On the gaming front, I was amazed at the smooth flow of play on games like Doom 3. I'm no good at the game, nor at games like it, but the performances of the graphics was clearly superior to that of lesser machines. The speakers provided excellent sound, though I did detect an underlying buzz in the headphones. Another complaint -- albeit a minor one -- was that the bundled wireless mouse didn't work, despite repeated attempts. I must have had a lemon.
There was no opportunity to test the machine with a cable-TV connection, so I can't report on its ability to record TV shows. However, it does have a coaxial-cable connection on the back, and one of the hard drives is set up just for recording TV shows. I can report that its ability to display video was terrific, especially on that screen.
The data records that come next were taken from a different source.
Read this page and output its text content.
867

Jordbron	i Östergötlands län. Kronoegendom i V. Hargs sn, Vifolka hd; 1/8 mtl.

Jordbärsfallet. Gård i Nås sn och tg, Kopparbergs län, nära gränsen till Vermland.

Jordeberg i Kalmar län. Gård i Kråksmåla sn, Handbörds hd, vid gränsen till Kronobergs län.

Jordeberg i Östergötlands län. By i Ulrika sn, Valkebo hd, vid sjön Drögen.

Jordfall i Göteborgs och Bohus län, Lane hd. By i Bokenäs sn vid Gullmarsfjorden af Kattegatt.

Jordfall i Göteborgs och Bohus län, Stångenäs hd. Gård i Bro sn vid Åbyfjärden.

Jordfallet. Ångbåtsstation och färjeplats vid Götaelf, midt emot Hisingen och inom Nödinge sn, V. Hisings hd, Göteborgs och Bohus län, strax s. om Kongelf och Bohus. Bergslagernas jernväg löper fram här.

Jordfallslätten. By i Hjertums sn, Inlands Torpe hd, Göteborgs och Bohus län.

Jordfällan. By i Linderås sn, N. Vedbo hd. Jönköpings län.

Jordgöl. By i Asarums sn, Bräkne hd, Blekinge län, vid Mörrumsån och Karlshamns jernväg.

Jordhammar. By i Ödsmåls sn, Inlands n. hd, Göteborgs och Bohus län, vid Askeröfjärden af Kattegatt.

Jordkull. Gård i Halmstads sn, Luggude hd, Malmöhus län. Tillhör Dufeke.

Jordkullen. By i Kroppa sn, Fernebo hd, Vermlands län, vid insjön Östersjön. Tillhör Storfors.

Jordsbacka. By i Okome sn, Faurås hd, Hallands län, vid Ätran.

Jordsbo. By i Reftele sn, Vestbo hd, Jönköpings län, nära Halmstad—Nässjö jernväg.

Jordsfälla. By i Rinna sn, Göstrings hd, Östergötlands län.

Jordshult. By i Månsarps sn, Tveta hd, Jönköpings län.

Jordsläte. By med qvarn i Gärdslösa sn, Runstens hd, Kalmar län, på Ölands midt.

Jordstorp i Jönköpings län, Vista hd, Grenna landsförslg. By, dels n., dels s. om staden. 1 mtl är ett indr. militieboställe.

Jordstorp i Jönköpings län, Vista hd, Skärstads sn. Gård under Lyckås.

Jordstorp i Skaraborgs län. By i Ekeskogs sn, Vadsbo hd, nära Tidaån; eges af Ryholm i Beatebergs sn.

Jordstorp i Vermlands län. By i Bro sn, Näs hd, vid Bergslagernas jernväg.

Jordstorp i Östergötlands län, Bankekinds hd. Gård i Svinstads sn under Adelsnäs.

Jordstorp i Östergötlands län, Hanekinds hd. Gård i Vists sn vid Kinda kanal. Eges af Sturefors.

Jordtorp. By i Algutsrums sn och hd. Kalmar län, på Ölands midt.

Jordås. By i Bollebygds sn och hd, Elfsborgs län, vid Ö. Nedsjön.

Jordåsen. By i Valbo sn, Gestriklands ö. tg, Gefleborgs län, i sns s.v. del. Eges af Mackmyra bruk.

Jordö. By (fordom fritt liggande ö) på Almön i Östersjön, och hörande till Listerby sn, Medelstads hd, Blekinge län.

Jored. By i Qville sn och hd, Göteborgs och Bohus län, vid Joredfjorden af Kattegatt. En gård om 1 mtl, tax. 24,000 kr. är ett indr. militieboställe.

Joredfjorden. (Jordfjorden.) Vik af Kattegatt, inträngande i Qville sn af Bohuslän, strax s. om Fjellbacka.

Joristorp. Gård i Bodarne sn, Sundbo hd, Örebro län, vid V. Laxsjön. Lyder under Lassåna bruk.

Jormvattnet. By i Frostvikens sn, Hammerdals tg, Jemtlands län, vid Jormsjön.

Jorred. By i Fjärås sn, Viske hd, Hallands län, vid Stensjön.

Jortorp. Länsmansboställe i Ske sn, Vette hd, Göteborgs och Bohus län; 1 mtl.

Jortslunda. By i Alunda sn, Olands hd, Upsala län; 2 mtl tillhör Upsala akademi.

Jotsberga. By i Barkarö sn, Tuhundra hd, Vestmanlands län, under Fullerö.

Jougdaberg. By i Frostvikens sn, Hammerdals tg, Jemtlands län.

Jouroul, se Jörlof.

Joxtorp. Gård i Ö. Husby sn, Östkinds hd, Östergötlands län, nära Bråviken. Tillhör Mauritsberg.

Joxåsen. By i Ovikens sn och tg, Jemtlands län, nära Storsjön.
All this has me wondering: If Dell really wants to make a name for itself in performance-oriented consumer PCs, why doesn't it go where the performance is and try an AMD chip? The difference between AMD and Intel dual-core chips is important. AMD's approach, which allows the two cores on a chip to communicate more easily than those on an Intel chip, has produced an important performance edge, at least for now.With the XPS 400, Dell has shown that it is serious about the top-shelf of the PC market. But embracing AMD -- a rumor that it's about to do just that pops up a few times a year -- would make its machines truly exciting.